Because of the availability of molecular methods to distinguish between vaccine and wild type VZV, it was possible to determine that this patient did not have an adverse event due to the vaccination. This is consistent with the large clinical trial indicating that injection of vaccine does not reactivate VZV.1 In all probability the patient in this report would have developed zoster with meningitis had she not been immunized. This patient illustrates the utility and importance of the availability of molecular diagnostic procedures in differentiating between adverse events that appear to be vaccine related, in contrast to those which are not. Had Oka strain been identified as causing meningitis in this patient, the meningitis would somehow have had to be ascribed to immunization, even with an onset of only 6 h after the vaccine had been given. Further research on the unknown factors related to varicella reactivation may help us better understand cases such as the one we have reported.

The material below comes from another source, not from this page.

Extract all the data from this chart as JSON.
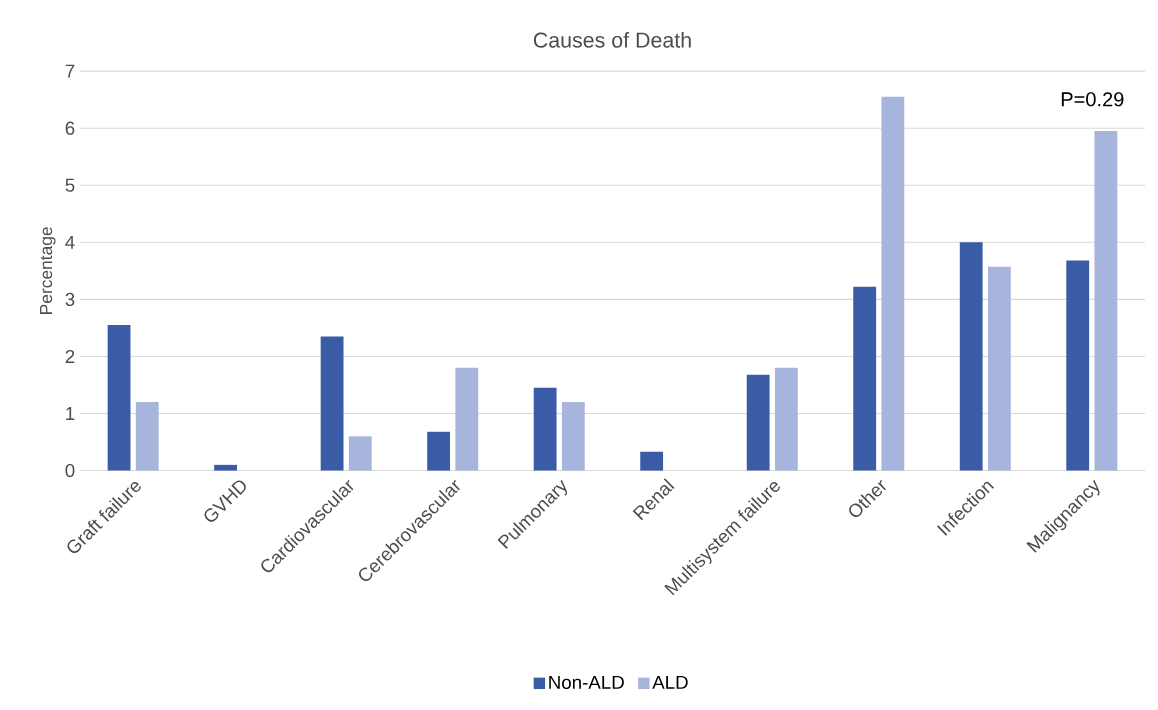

The authors have received no financial support related to this publication. Support for this study was provided by T32 AI 007613 (DF).
Conflict of interest statement
AG consults for Glaxo Smith Kline on varicella and zoster vaccines and receives research funding from Merck. PL and SS have a fee for service contract to perform VZV strain identification by PCR on clinical samples. DF, JJ, and PK have nothing to declare.